Dr. Jefferson Parker explains his journey as a clinical psychologist and working with people with substance use disorders.
All too often, people with a substance use disorder (SUD) get reduced to a “label.”
“Alcoholic”
“Junkie”
“Drug Seeking”
“Addict”
But these labels dehumanize and reinforce underlying stigmatizing beliefs. By labeling a person a “junkie” or “addict,” health professionals (unconsciously) begin to regard the person as someone less worthy of attention, care, and empathy. Rather than seeing a person as someone whose life has been derailed by a mental illness that is beyond their control, these labels reinforce societal notions of moral culpability. And these beliefs get internalized and shape behavior. So it’s not surprising that people who are “hooked on drugs” actively conceal their use because they understand it is socially unacceptable and assume (often correctly) they will be judged.
But here in lies the Catch-22. People are unlikely to admit to substance use, much less seek treatment, if they believe they will be blamed for their circumstances and seen as unworthy. But in the absence of treatment, the socially unacceptable behaviors that are associated with SUD (lying, manipulating, neglecting family and work responsibilities) continue and worsen with time. And this reinforces beliefs that people with a SUD are less worthy. It is a vicious cycle that undermines our ability to address the underlying causes.
Addiction is the result of multiple factors that, in the right milieu, lead to a self-reinforcing compulsion. Most people who consume alcohol, take stimulants (like dexamphetamine), or try heroin don’t become addicted. So substance use, in and of itself, isn’t the inherent cause of SUD. There is an interplay between several contributors that must be uncovered and addressed. People with a SUD often have a co-morbid mental health issue that “dance together.” Each person needs to be seen and treated holistically rather than as a set of separate and distinct disorders.
Worse still, some clinicians mandate that a person be abstinent and in remission for a lengthy period of time before they are considered “worthy” of receiving treatment for their comorbid conditions. It would be unconscionable to mandate that someone lose weight before receiving any treatment for type 2 diabetes and its complications. Obesity and type 2 diabetes often “dance together” and need to be addressed concurrently. Perhaps prioritizing one but never ignoring the other. We shouldn’t expect abstinence or require people to enroll in a “detox” program as a condition for receiving care.

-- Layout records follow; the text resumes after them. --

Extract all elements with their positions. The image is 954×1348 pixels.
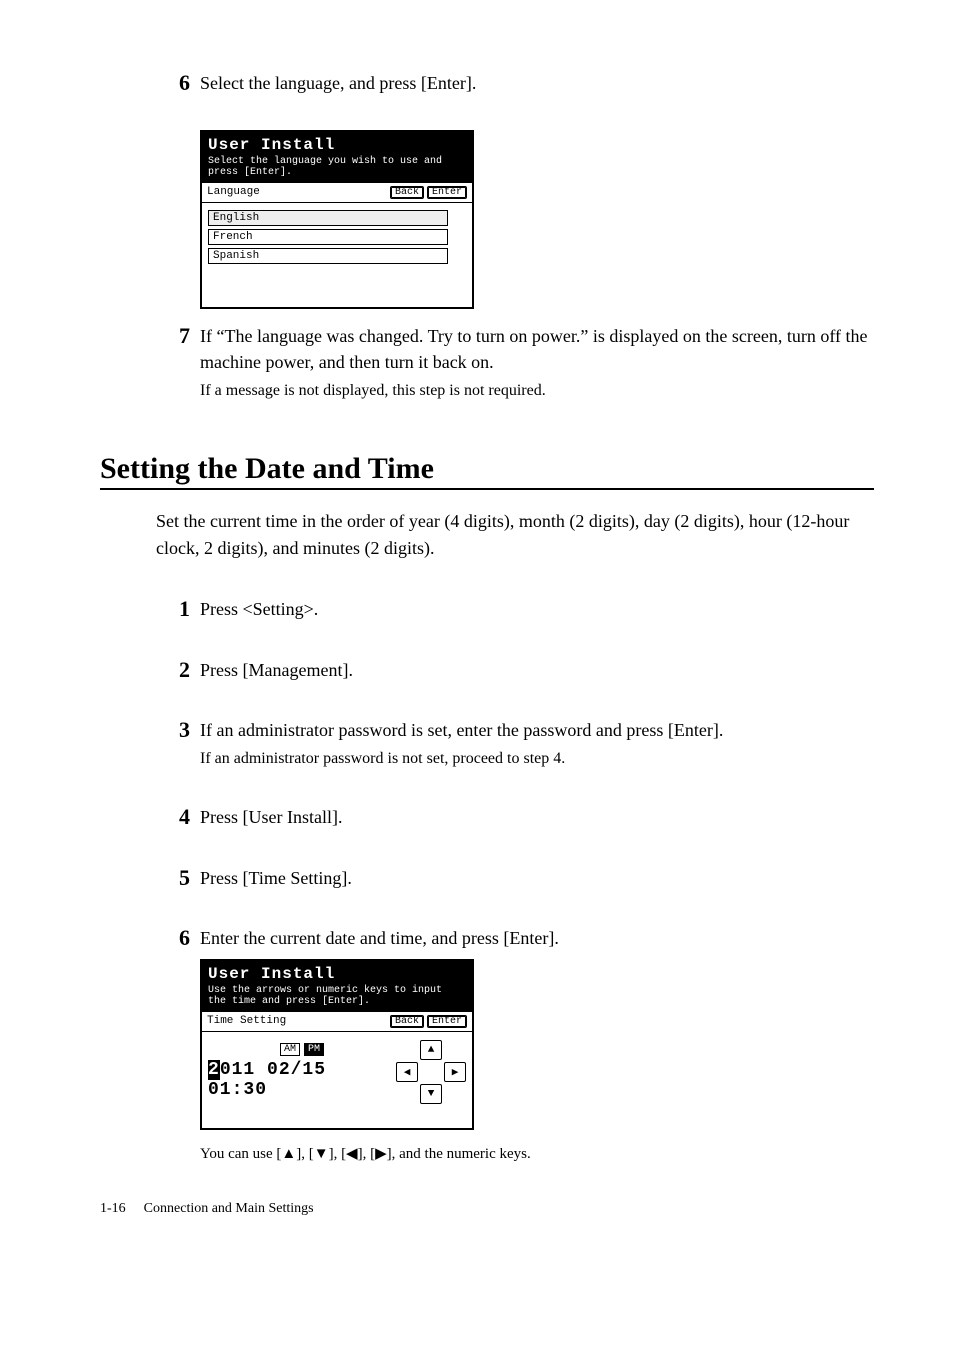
lcd-time-screen: User Install Use the arrows or numeric k… (200, 959, 474, 1129)
arrow-up-button[interactable]: ▲ (420, 1040, 442, 1060)
language-option[interactable]: French (208, 229, 448, 245)
step-number: 4 (162, 804, 190, 830)
enter-button[interactable]: Enter (427, 186, 467, 199)
lcd-field-label: Time Setting (207, 1015, 286, 1027)
lcd-subtitle: Select the language you wish to use and … (208, 156, 466, 179)
arrow-down-button[interactable]: ▼ (420, 1084, 442, 1104)
step-note: If an administrator password is not set,… (200, 747, 874, 770)
arrow-pad: ▲ ◀ ▶ ▼ (396, 1040, 466, 1104)
lcd-field-label: Language (207, 186, 260, 198)
time-cursor-digit: 2 (208, 1060, 220, 1080)
step-number: 7 (162, 323, 190, 402)
back-button[interactable]: Back (390, 186, 424, 199)
step-text: If “The language was changed. Try to tur… (200, 326, 868, 372)
step-text: If an administrator password is set, ent… (200, 720, 723, 740)
step-number: 6 (162, 925, 190, 951)
back-button[interactable]: Back (390, 1015, 424, 1028)
pm-toggle[interactable]: PM (304, 1043, 324, 1056)
language-option[interactable]: English (208, 210, 448, 226)
step-number: 1 (162, 596, 190, 622)
section-rule (100, 488, 874, 490)
lcd-title: User Install (208, 136, 466, 154)
am-toggle[interactable]: AM (280, 1043, 300, 1056)
step-number: 3 (162, 717, 190, 770)
section-intro: Set the current time in the order of yea… (156, 508, 874, 562)
arrow-left-button[interactable]: ◀ (396, 1062, 418, 1082)
step-text: Press [Management]. (200, 657, 874, 683)
enter-button[interactable]: Enter (427, 1015, 467, 1028)
lcd-title: User Install (208, 965, 466, 983)
step-text: Select the language, and press [Enter]. (200, 70, 874, 96)
lcd-subtitle: Use the arrows or numeric keys to input … (208, 985, 466, 1008)
step-number: 6 (162, 70, 190, 96)
time-readout: 2011 02/15 01:30 (208, 1060, 396, 1100)
language-option[interactable]: Spanish (208, 248, 448, 264)
time-rest: 011 02/15 01:30 (208, 1060, 326, 1100)
step-footnote: You can use [▲], [▼], [◀], [▶], and the … (200, 1144, 874, 1163)
footer-chapter-title: Connection and Main Settings (144, 1201, 314, 1217)
section-heading: Setting the Date and Time (100, 452, 874, 486)
step-number: 2 (162, 657, 190, 683)
step-text: Press [Time Setting]. (200, 865, 874, 891)
step-text: Press <Setting>. (200, 596, 874, 622)
step-text: Press [User Install]. (200, 804, 874, 830)
step-note: If a message is not displayed, this step… (200, 379, 874, 402)
lcd-language-screen: User Install Select the language you wis… (200, 130, 474, 308)
step-text: Enter the current date and time, and pre… (200, 925, 874, 951)
step-number: 5 (162, 865, 190, 891)
arrow-right-button[interactable]: ▶ (444, 1062, 466, 1082)
footer-page-number: 1-16 (100, 1201, 126, 1217)
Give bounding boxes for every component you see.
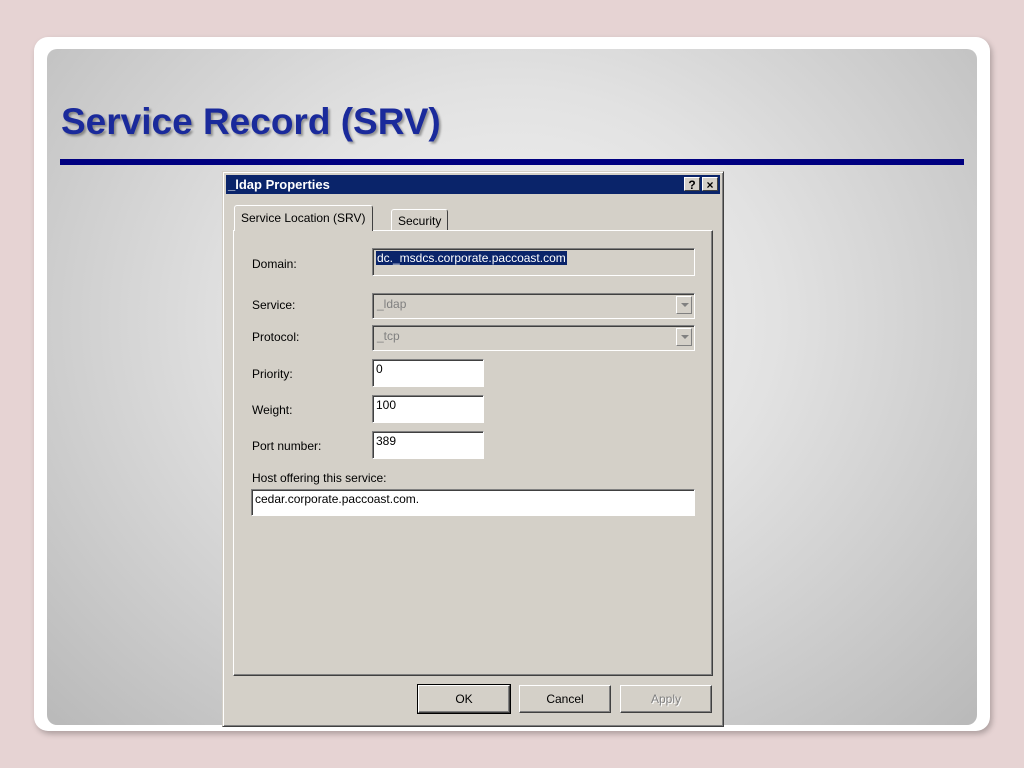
host-input[interactable]: cedar.corporate.paccoast.com. [251,489,695,516]
protocol-label: Protocol: [252,330,300,344]
priority-input[interactable]: 0 [372,359,484,387]
weight-input[interactable]: 100 [372,395,484,423]
help-button[interactable]: ? [684,177,700,192]
ok-button[interactable]: OK [417,684,511,714]
domain-value: dc._msdcs.corporate.paccoast.com [376,251,567,265]
apply-button[interactable]: Apply [620,685,712,713]
service-value: _ldap [377,297,407,311]
host-label: Host offering this service: [252,471,387,485]
service-label: Service: [252,298,296,312]
close-button[interactable]: × [702,177,718,192]
dialog-title: _ldap Properties [228,177,330,192]
title-divider [60,159,964,165]
dialog-titlebar[interactable]: _ldap Properties ? × [226,175,720,194]
tab-service-location[interactable]: Service Location (SRV) [234,205,373,231]
service-select[interactable]: _ldap [372,293,695,319]
tab-panel: Domain: dc._msdcs.corporate.paccoast.com… [233,230,713,676]
protocol-value: _tcp [377,329,400,343]
chevron-down-icon[interactable] [676,296,692,314]
chevron-down-icon[interactable] [676,328,692,346]
slide-title: Service Record (SRV) [61,101,441,142]
properties-dialog: _ldap Properties ? × Service Location (S… [222,171,724,727]
port-label: Port number: [252,439,322,453]
protocol-select[interactable]: _tcp [372,325,695,351]
weight-label: Weight: [252,403,293,417]
domain-field[interactable]: dc._msdcs.corporate.paccoast.com [372,248,695,276]
tab-security[interactable]: Security [391,209,449,231]
priority-label: Priority: [252,367,293,381]
domain-label: Domain: [252,257,297,271]
port-input[interactable]: 389 [372,431,484,459]
cancel-button[interactable]: Cancel [519,685,611,713]
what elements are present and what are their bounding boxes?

People with SUD all too often receive inequitable treatment in our healthcare system. Diagnostic overshadowing leads clinicians to minimize or ignore symptoms that would otherwise trigger a thorough diagnostic work-up but are instead misattributed to substance use.1 It is a cognitive bias whereby the person with a SUD (and, in many cases, additional mental health concerns) is seen exclusively through the lens of their labels. Complaints are not investigated. Treatments are delayed or withheld.
Our stigmatizing beliefs show up in subtle and not-so-subtle ways in our language, actions, and behaviors. None of us likes to believe that we are capable of harming another human being who has entrusted their lives to us when they seek help. When people who use substances sense they might be judged, it’s unlikely they will admit they have a problem or seek help. And that’s a tragedy.
After watching this video, the key takeaway for me is that these patients deserve the same level of care and compassion as anyone else. They are individuals with families—mothers, fathers, siblings, friends, and coworkers—and this disease can affect anyone. It is vital to continue dismantling healthcare barriers, engaging in uncomfortable but necessary conversations, and providing these patients with the support and treatment they deserve.
Bethany Thomas, Doctor of Pharmacy Candidate
References:
Hallyburton A. Diagnostic overshadowing: An evolutionary concept analysis on the misattribution of physical symptoms to pre‐existing psychological illnesses. Int J Ment Health Nurs. 2022 ; 31(6): 1360–1372.